Aid Stations Aim to Help Illegal Crossers Avoid Perishing in Cold

01.Jan.02,  first published by LA Times: read the original article here.

DESCANSO, Calif. (Los Angeles Times) Deep in a canyon in eastern San Diego County, the banner is an incongruous blue smudge against a rugged landscape of scrub oak and car-sized boulders.

The flag marks an emergency cold-weather kit, one of a series of aid stations that volunteers have begun installing in the mountains to help illegal border crossers who venture into terrain that can be as deadly as it is beautiful.
The aid stations consist of plastic storage bins crammed with blankets, sleeping bags, jackets, sweatshirts, food and bottled water. Marked by flags and blinking red bicycle lights atop eight-foot poles, the stations are the latest effort to prevent fatalities among migrants sneaking through Southern California's back country. In summer, most deaths occur in the Imperial County desert, but winter shifts the danger to San Diego's mountain country for illegal immigrants returning from holiday visits in Mexico. Seventy-two migrants have died here since 1996, most of them victims of freezing temperatures.

"We know it's not going to solve everything, but if we can save one life, it's worth it," said Enrique Morones, a former San Diego Padres executive who is directing the winter effort.
Morones said he got the idea for the cold-weather kits after joining volunteers in placing water stations along commonly traveled routes in Imperial County for the last two years. The leader of that effort, John Hunter, is helping on the cold-weather project.
On a recent afternoon, Morones and Hunter hiked into Horsethief Canyon, about 15 miles north of the border in the Cleveland National Forest, to resupply bins they had set out two weeks earlier. At each, they added donated blankets, sweatshirts and trail-mix bars, though there was little sign that the aid bins had yet been used.

Not far away, eight migrants perished and more than 50 others had to be rescued in 1999 after they were caught in a freak April snowstorm that sent temperatures plummeting. Like many others crossing unlawfully, the victims were woefully unprepared for the cold. Some wore sneakers and T-shirts.
A year later, three others died during a winter storm in a neighboring section of the national forest.
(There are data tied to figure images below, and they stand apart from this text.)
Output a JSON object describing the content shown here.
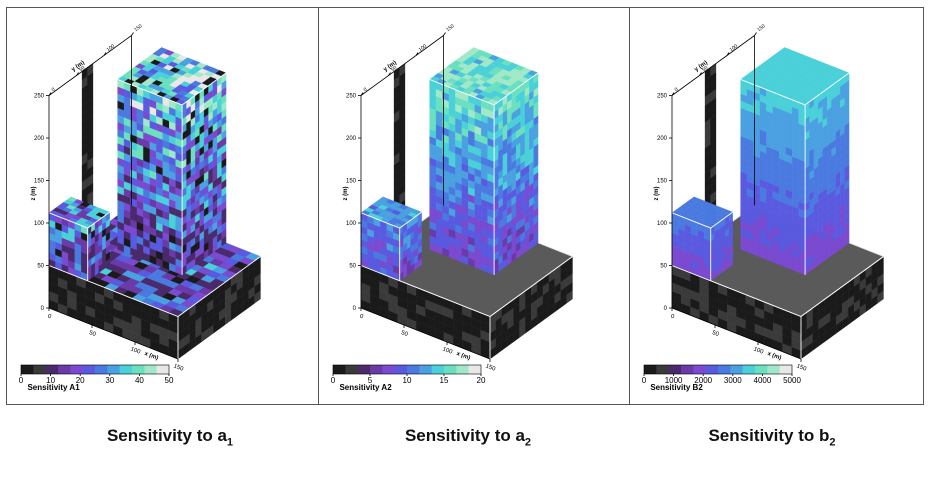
{
  "panels": [
    {
      "id": "a1",
      "colorbar_title": "Sensitivity A1",
      "colorbar_ticks": [
        "0",
        "10",
        "20",
        "30",
        "40",
        "50"
      ],
      "z_ticks": [
        "0",
        "50",
        "100",
        "150",
        "200",
        "250"
      ],
      "y_ticks": [
        "0",
        "50",
        "100",
        "150"
      ],
      "x_ticks": [
        "0",
        "50",
        "100",
        "150"
      ],
      "z_label": "z (m)",
      "y_label": "y (m)",
      "x_label": "x (m)",
      "caption_main": "Sensitivity to a",
      "caption_sub": "1"
    },
    {
      "id": "a2",
      "colorbar_title": "Sensitivity A2",
      "colorbar_ticks": [
        "0",
        "5",
        "10",
        "15",
        "20"
      ],
      "z_ticks": [
        "0",
        "50",
        "100",
        "150",
        "200",
        "250"
      ],
      "y_ticks": [
        "0",
        "50",
        "100",
        "150"
      ],
      "x_ticks": [
        "0",
        "50",
        "100",
        "150"
      ],
      "z_label": "z (m)",
      "y_label": "y (m)",
      "x_label": "x (m)",
      "caption_main": "Sensitivity to a",
      "caption_sub": "2"
    },
    {
      "id": "b2",
      "colorbar_title": "Sensitivity B2",
      "colorbar_ticks": [
        "0",
        "1000",
        "2000",
        "3000",
        "4000",
        "5000"
      ],
      "z_ticks": [
        "0",
        "50",
        "100",
        "150",
        "200",
        "250"
      ],
      "y_ticks": [
        "0",
        "50",
        "100",
        "150"
      ],
      "x_ticks": [
        "0",
        "50",
        "100",
        "150"
      ],
      "z_label": "z (m)",
      "y_label": "y (m)",
      "x_label": "x (m)",
      "caption_main": "Sensitivity to b",
      "caption_sub": "2"
    }
  ],
  "colormap": [
    "#1a1a1a",
    "#3a3a3a",
    "#4a2a6a",
    "#6a3aa8",
    "#7a4ad0",
    "#5a5ae0",
    "#4a7ae0",
    "#4aa0e0",
    "#4ad0d8",
    "#6ae0c0",
    "#a0e8c8",
    "#e8e8e8"
  ]
}
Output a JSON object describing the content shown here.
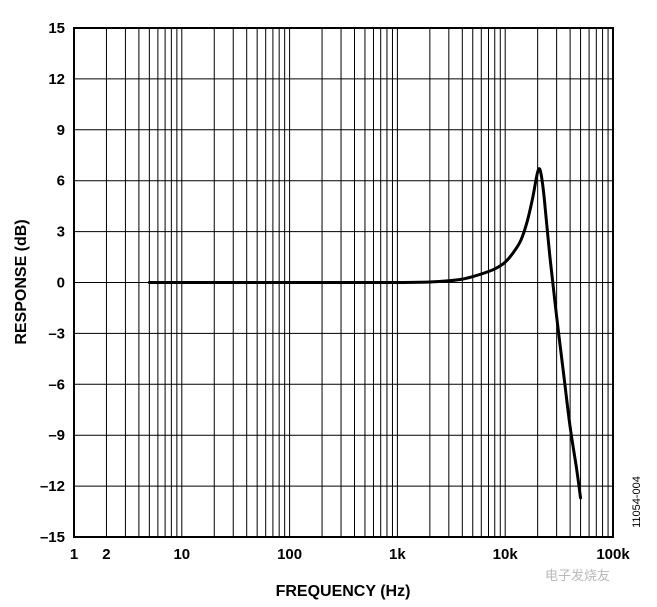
{
  "chart_data": {
    "type": "line",
    "title": "",
    "xlabel": "FREQUENCY (Hz)",
    "ylabel": "RESPONSE (dB)",
    "x_scale": "log",
    "xlim": [
      1,
      100000
    ],
    "ylim": [
      -15,
      15
    ],
    "x_tick_values": [
      1,
      10,
      100,
      1000,
      10000,
      100000
    ],
    "x_tick_labels": [
      "1",
      "10",
      "100",
      "1k",
      "10k",
      "100k"
    ],
    "y_tick_values": [
      15,
      12,
      9,
      6,
      3,
      0,
      -3,
      -6,
      -9,
      -12,
      -15
    ],
    "y_tick_labels": [
      "15",
      "12",
      "9",
      "6",
      "3",
      "0",
      "–3",
      "–6",
      "–9",
      "–12",
      "–15"
    ],
    "x_minor_labels": [
      "2"
    ],
    "grid": true,
    "series": [
      {
        "name": "Response",
        "x": [
          5,
          10,
          50,
          100,
          500,
          1000,
          2000,
          3000,
          4000,
          5000,
          6000,
          8000,
          10000,
          12000,
          14000,
          16000,
          18000,
          19500,
          20500,
          21500,
          23000,
          26000,
          30000,
          35000,
          40000,
          46000,
          50000
        ],
        "y": [
          0,
          0,
          0,
          0,
          0,
          0,
          0.03,
          0.1,
          0.2,
          0.35,
          0.5,
          0.8,
          1.2,
          1.8,
          2.5,
          3.6,
          5.0,
          6.2,
          6.7,
          6.4,
          5.0,
          1.5,
          -2.0,
          -5.5,
          -8.5,
          -11.0,
          -12.7
        ]
      }
    ]
  },
  "figure_id": "11054-004",
  "watermark": "电子发烧友"
}
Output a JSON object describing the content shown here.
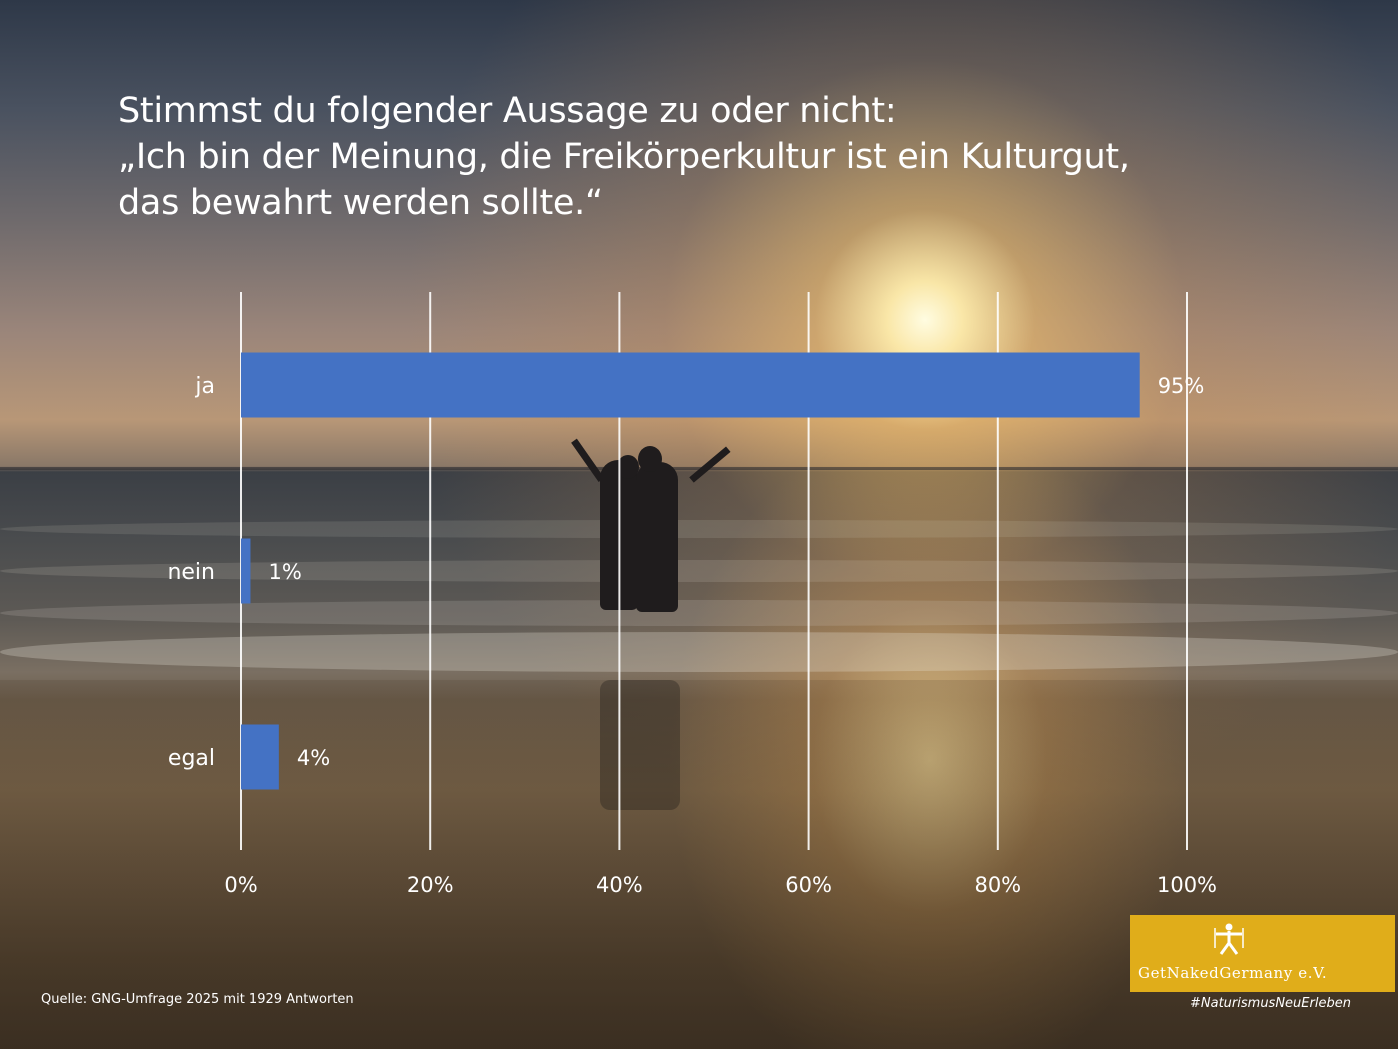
{
  "title": {
    "line1": "Stimmst du folgender Aussage zu oder nicht:",
    "line2": "„Ich bin der Meinung, die Freikörperkultur ist ein Kulturgut,",
    "line3": "das bewahrt werden sollte.“"
  },
  "chart_data": {
    "type": "bar",
    "orientation": "horizontal",
    "title": "Stimmst du folgender Aussage zu oder nicht: „Ich bin der Meinung, die Freikörperkultur ist ein Kulturgut, das bewahrt werden sollte.“",
    "categories": [
      "ja",
      "nein",
      "egal"
    ],
    "values": [
      95,
      1,
      4
    ],
    "value_labels": [
      "95%",
      "1%",
      "4%"
    ],
    "xlim": [
      0,
      100
    ],
    "x_ticks": [
      0,
      20,
      40,
      60,
      80,
      100
    ],
    "x_tick_labels": [
      "0%",
      "20%",
      "40%",
      "60%",
      "80%",
      "100%"
    ],
    "xlabel": "",
    "ylabel": "",
    "grid": true,
    "bar_color": "#4472c4",
    "gridline_color": "#ffffff"
  },
  "source": "Quelle: GNG-Umfrage 2025 mit 1929 Antworten",
  "logo": {
    "text": "GetNakedGermany e.V.",
    "background_color": "#e0ad1a",
    "icon": "vitruvian-figure-icon"
  },
  "hashtag": "#NaturismusNeuErleben"
}
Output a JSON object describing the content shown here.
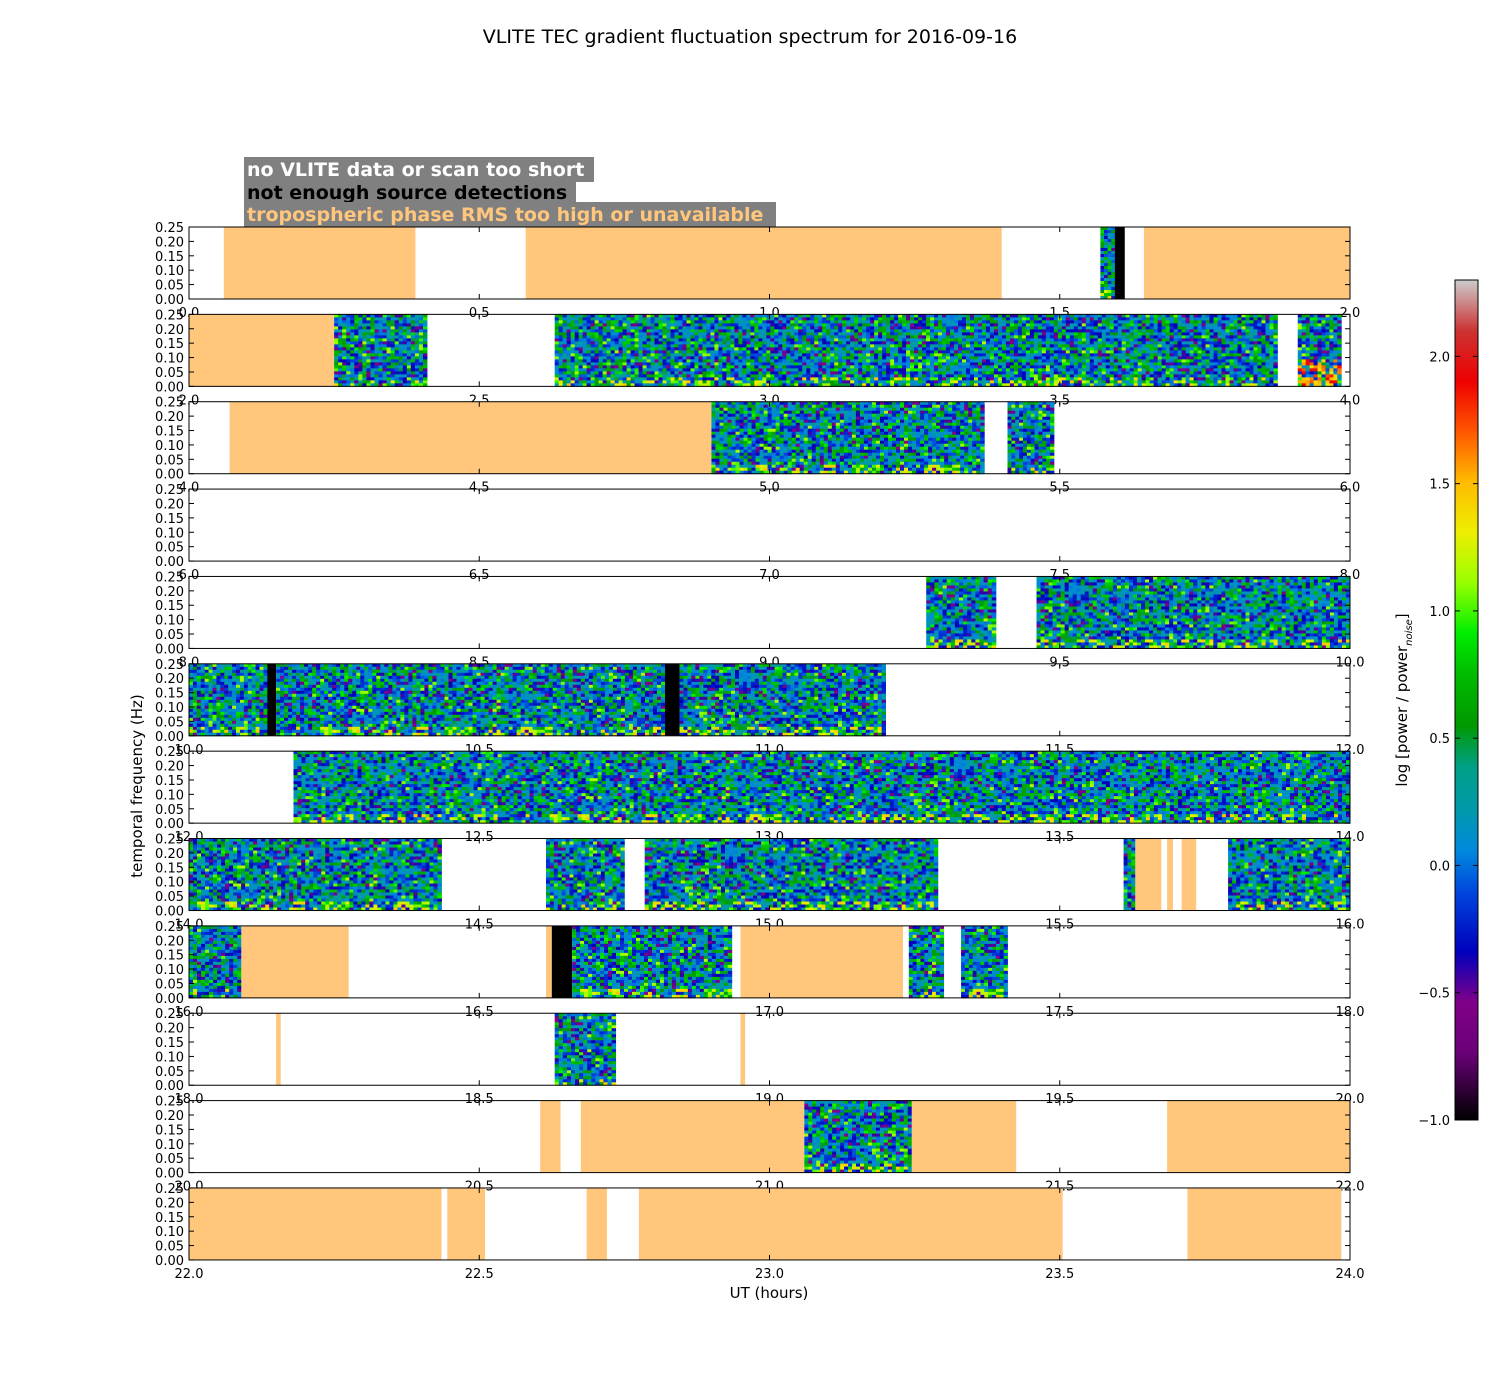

"They may be hiking out there in the hills for two or three days and then they get caught in these storm events," said Nelson Dean, district ranger for the Descanso area. "They get wet in the lower elevations and then climb up and get into the colder and snowy conditions. Then they get into trouble."

Dean said the illegal crossers often hesitate to summon help. "We've found people that literally died along highways that are well-traveled," he said.

The number of deaths here jumped as the mountains became a popular smuggling route in response to the U.S. government campaign to reinforce the border near San Diego beginning in 1994. The fatalities, and a sharp rise in the number of forest fires, prompted authorities to form a border council made up of local, state and federal agencies.

The U.S. Border Patrol launched special snow-rescue squads, and upon word of bad weather, teams of forest rangers now patrol back roads in search of imperiled migrants.

Officials say those efforts are paying off. Last winter, there were no reported hypothermia deaths in the national forest, which covers 302,000 acres in San Diego County. At least 180 people were rescued, most of them in the mountains, according to the Border Patrol.

The Border Patrol knows about the new winter stations but is staying neutral.
"We'd rather the migrants not cross in that area at all," said Raleigh Leonard, an agency spokesman in San Diego. "It's a huge humanitarian effort, but we don't want to give these migrants a false sense of security."

Morones and Hunter hope to install 20 to 25 stations by the end of February. They are awaiting federal permission before putting any more on national forest land. The volunteers also have approached the Kumeyaay tribe in hopes of placing some kits on reservation land nearby.
Morones concedes that migrants in danger may never spot the stations amid the vast and rugged landscape. He acknowledges, too, that only changes in immigration policy will likely alter the deadly phenomenon.
"In the meantime," he said during the canyon hike, "we've got to be doing something."